Murray Stahl - Bermuda Stock Exchange
In February 2015, we increased our investment in the Bermuda Stock Exchange (BSX) to 40.8%. The investment is performing rather well. One of the exciting aspects of the exchange is the growth of the Insurance Linked Securities market. These are essentially investment grade bonds with coupons of perhaps 7.5% to 8.0% with 4-year maturities. In order to earn this unusually robust rate of return, investors must accept the risk that if certain insurance related catastrophe events such as hurricanes were to occur, the bond could forfeit most or even all of its value. There might be a 2% to 3% chance that this would happen; however, those events would be unrelated to global economic activity or the credit cycle. Inclusive of catastrophe events, these bonds have yields similar to high yield bonds. However, these Insurance Linked Securities do not exhibit spread widening or narrowing as a group, as is the case with conventional high yield bonds. In the bond world, Insurance Linked Securities are a diversifier.

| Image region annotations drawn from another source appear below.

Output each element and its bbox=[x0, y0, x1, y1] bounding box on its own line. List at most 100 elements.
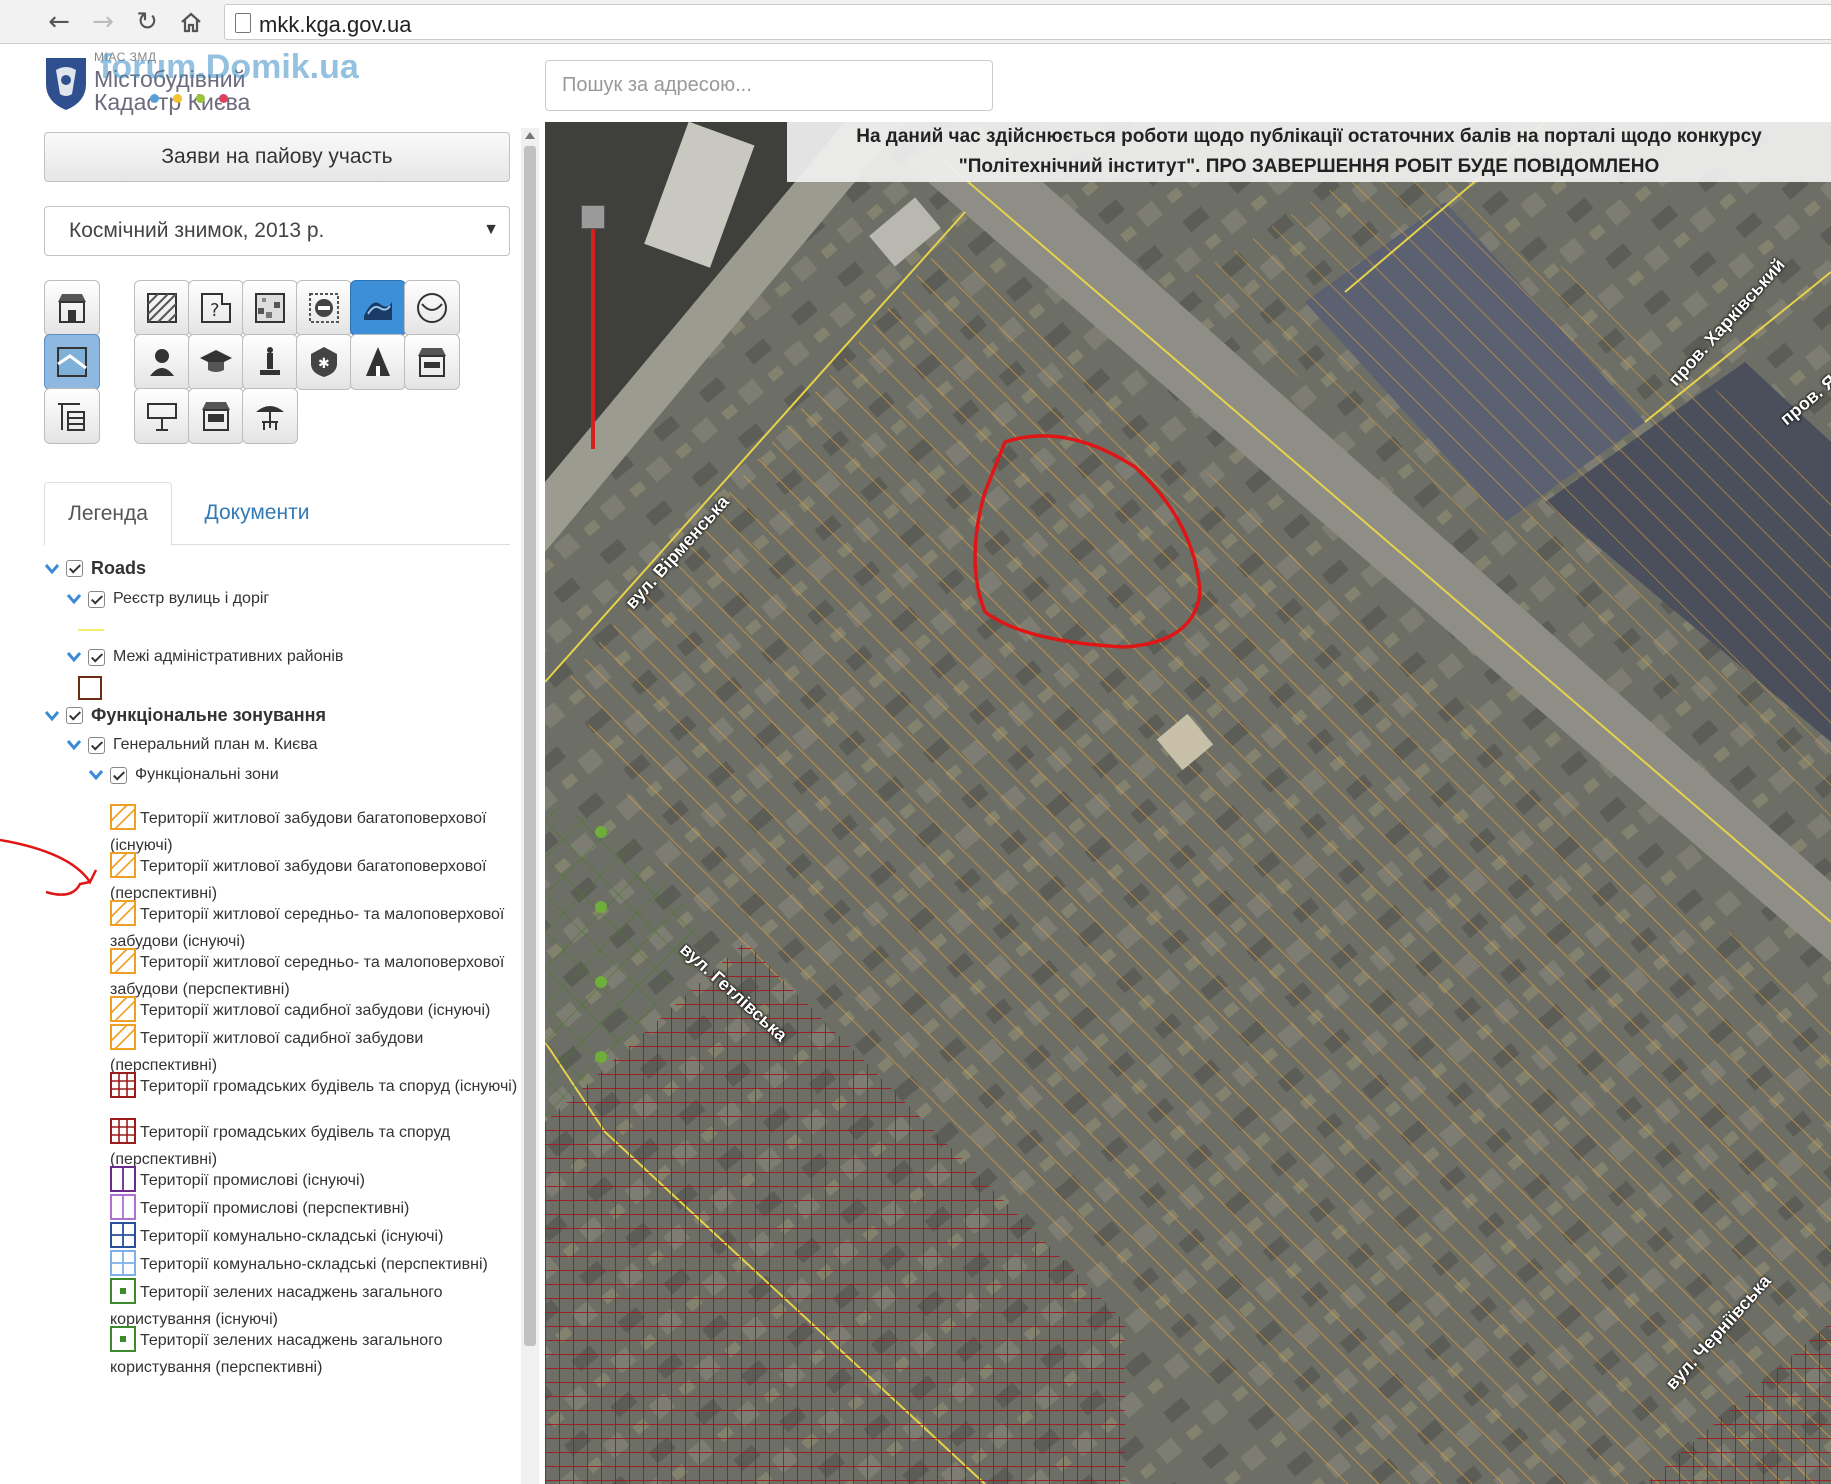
zone-swatch-icon bbox=[110, 1072, 136, 1098]
tree-icon bbox=[366, 347, 390, 376]
legend-item: Території житлової забудови багатоповерх… bbox=[110, 804, 520, 859]
person-layer-button[interactable] bbox=[134, 334, 190, 390]
kiosk-layer-button[interactable] bbox=[188, 388, 244, 444]
chevron-down-icon[interactable] bbox=[44, 710, 60, 722]
legend-item-label: Території комунально-складські (перспект… bbox=[140, 1256, 488, 1273]
shop-layer-button[interactable] bbox=[44, 280, 100, 336]
zone-swatch-icon bbox=[110, 804, 136, 830]
legend-item: Території житлової садибної забудови (іс… bbox=[110, 996, 520, 1024]
address-search-input[interactable]: Пошук за адресою... bbox=[545, 60, 993, 111]
zoom-handle[interactable] bbox=[581, 205, 605, 229]
legend-item-label: Території житлової садибної забудови (пе… bbox=[110, 1030, 424, 1074]
scroll-up-icon[interactable] bbox=[525, 132, 535, 139]
checkbox-master-plan[interactable] bbox=[88, 736, 105, 754]
zone-swatch-icon bbox=[110, 1278, 136, 1304]
legend-item-label: Території громадських будівель та споруд… bbox=[110, 1124, 451, 1168]
billboard-layer-button[interactable] bbox=[134, 388, 190, 444]
satellite-imagery bbox=[545, 122, 1831, 1484]
notice-line-1: На даний час здійснюється роботи щодо пу… bbox=[856, 126, 1762, 147]
basemap-select-value: Космічний знимок, 2013 р. bbox=[69, 219, 325, 242]
chevron-down-icon[interactable] bbox=[66, 593, 82, 605]
kiosk-icon bbox=[202, 402, 230, 431]
legend-item: Території житлової середньо- та малопове… bbox=[110, 948, 520, 1003]
relief-icon bbox=[364, 302, 392, 320]
chevron-down-icon[interactable] bbox=[66, 651, 82, 663]
pixel-map-layer-button[interactable] bbox=[242, 280, 298, 336]
tab-documents[interactable]: Документи bbox=[192, 482, 322, 546]
satellite-layer-button[interactable] bbox=[44, 334, 100, 390]
basemap-select[interactable]: Космічний знимок, 2013 р. ▼ bbox=[44, 206, 510, 256]
legend-admin-districts: Межі адміністративних районів bbox=[113, 648, 344, 665]
sidebar-scrollbar[interactable] bbox=[521, 128, 539, 1484]
circle-layer-button[interactable] bbox=[404, 280, 460, 336]
summer-terrace-layer-button[interactable] bbox=[242, 388, 298, 444]
zoning-layer-button[interactable] bbox=[134, 280, 190, 336]
billboard-icon bbox=[147, 403, 177, 431]
police-badge-icon: ✱ bbox=[311, 347, 337, 377]
education-layer-button[interactable] bbox=[188, 334, 244, 390]
zoom-slider[interactable] bbox=[581, 205, 605, 449]
zone-swatch-icon bbox=[110, 852, 136, 878]
checkbox-roads[interactable] bbox=[66, 560, 83, 577]
reload-icon[interactable]: ↻ bbox=[132, 7, 162, 37]
crane-building-icon bbox=[58, 403, 85, 431]
hatched-plan-icon bbox=[147, 293, 177, 323]
monument-icon bbox=[260, 347, 280, 375]
legend-item-label: Території зелених насаджень загального к… bbox=[110, 1332, 443, 1376]
legend-tree: Roads Реєстр вулиць і доріг Межі адмініс… bbox=[38, 552, 528, 1484]
map-notice-banner: На даний час здійснюється роботи щодо пу… bbox=[787, 122, 1831, 182]
person-icon bbox=[150, 349, 174, 376]
tab-legend[interactable]: Легенда bbox=[44, 482, 172, 546]
plan-question-layer-button[interactable]: ? bbox=[188, 280, 244, 336]
legend-item-label: Території житлової середньо- та малопове… bbox=[110, 906, 505, 950]
page-icon bbox=[235, 13, 251, 33]
apply-share-button[interactable]: Заяви на пайову участь bbox=[44, 132, 510, 182]
chevron-down-icon[interactable] bbox=[44, 563, 60, 575]
sidebar: Заяви на пайову участь Космічний знимок,… bbox=[38, 122, 528, 1484]
scrollbar-thumb[interactable] bbox=[524, 146, 536, 1346]
back-icon[interactable]: ← bbox=[44, 7, 74, 37]
legend-streets-registry: Реєстр вулиць і доріг bbox=[113, 590, 270, 607]
relief-layer-button[interactable] bbox=[350, 280, 406, 336]
legend-item: Території промислові (існуючі) bbox=[110, 1166, 520, 1194]
market-layer-button[interactable] bbox=[404, 334, 460, 390]
legend-item: Території громадських будівель та споруд… bbox=[110, 1118, 520, 1173]
checkbox-streets-registry[interactable] bbox=[88, 590, 105, 608]
legend-item-label: Території житлової садибної забудови (іс… bbox=[140, 1002, 491, 1019]
checkbox-admin-districts[interactable] bbox=[88, 648, 105, 666]
address-bar[interactable]: mkk.kga.gov.ua bbox=[224, 4, 1831, 40]
legend-item: Території громадських будівель та споруд… bbox=[110, 1072, 520, 1100]
police-layer-button[interactable]: ✱ bbox=[296, 334, 352, 390]
circle-layer-icon bbox=[417, 293, 447, 323]
legend-item-label: Території громадських будівель та споруд… bbox=[140, 1078, 518, 1095]
watermark: forum.Domik.ua bbox=[100, 48, 359, 86]
legend-master-plan: Генеральний план м. Києва bbox=[113, 736, 318, 753]
map-view[interactable]: На даний час здійснюється роботи щодо пу… bbox=[545, 122, 1831, 1484]
restricted-icon bbox=[309, 293, 339, 323]
satellite-map-icon bbox=[57, 347, 87, 377]
monument-layer-button[interactable] bbox=[242, 334, 298, 390]
tree-layer-button[interactable] bbox=[350, 334, 406, 390]
legend-item-label: Території комунально-складські (існуючі) bbox=[140, 1228, 444, 1245]
chevron-down-icon[interactable] bbox=[66, 739, 82, 751]
legend-item: Території промислові (перспективні) bbox=[110, 1194, 520, 1222]
chevron-down-icon[interactable] bbox=[88, 769, 104, 781]
checkbox-functional-zones[interactable] bbox=[110, 766, 127, 784]
construction-layer-button[interactable] bbox=[44, 388, 100, 444]
legend-item-label: Території житлової забудови багатоповерх… bbox=[110, 858, 487, 902]
legend-group-roads: Roads bbox=[91, 558, 147, 578]
notice-line-2: "Політехнічний інститут". ПРО ЗАВЕРШЕННЯ… bbox=[958, 156, 1660, 177]
zoom-track[interactable] bbox=[591, 217, 595, 449]
zone-swatch-icon bbox=[110, 1326, 136, 1352]
legend-item-label: Території зелених насаджень загального к… bbox=[110, 1284, 443, 1328]
restricted-zone-layer-button[interactable] bbox=[296, 280, 352, 336]
left-gutter bbox=[0, 44, 38, 1484]
legend-item: Території житлової середньо- та малопове… bbox=[110, 900, 520, 955]
url-text: mkk.kga.gov.ua bbox=[259, 12, 412, 37]
checkbox-functional-zoning[interactable] bbox=[66, 707, 83, 724]
zone-swatch-icon bbox=[110, 900, 136, 926]
street-line-swatch bbox=[78, 629, 104, 631]
forward-icon[interactable]: → bbox=[88, 7, 118, 37]
home-icon[interactable] bbox=[176, 7, 206, 37]
zone-swatch-icon bbox=[110, 1024, 136, 1050]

The BSX has become a leader in this asset class. According to the BSX new release dated July 7, 2015 (http://www.bsx.com/News.asp), the BSX now lists Insurance Linked Securities with an aggregate value of $17.5 billion, which represents a 67% market share. According to an article published by Artemis, the leading research firm in the Insurance Linked Securities field, the BSX had attained an Insurance Linked Securities listing level of $15.9 billion on December 31, 2014. The Insurance Linked Securities asset class is really in its infancy at this stage. Artemis calculates the total Insurance Linked Securities market at roughly $24.7 billion worldwide. This sum is minor in relation to the size of the global high yield market. Bond investors wish to diversify away from the fixed income credit and interest rate cycle. Insurance companies wish to diversify their underwriting risk and retain less risk on their own balance sheets. It is for this reason that the Insurance Linked Securities market is expanding rapidly.
From the FRMO standpoint, we ourselves diversify into a different asset class with significant positive optionality. We define optionality as the ability to earn substantial sums without investing substantial sums in relation to shareholders’ equity.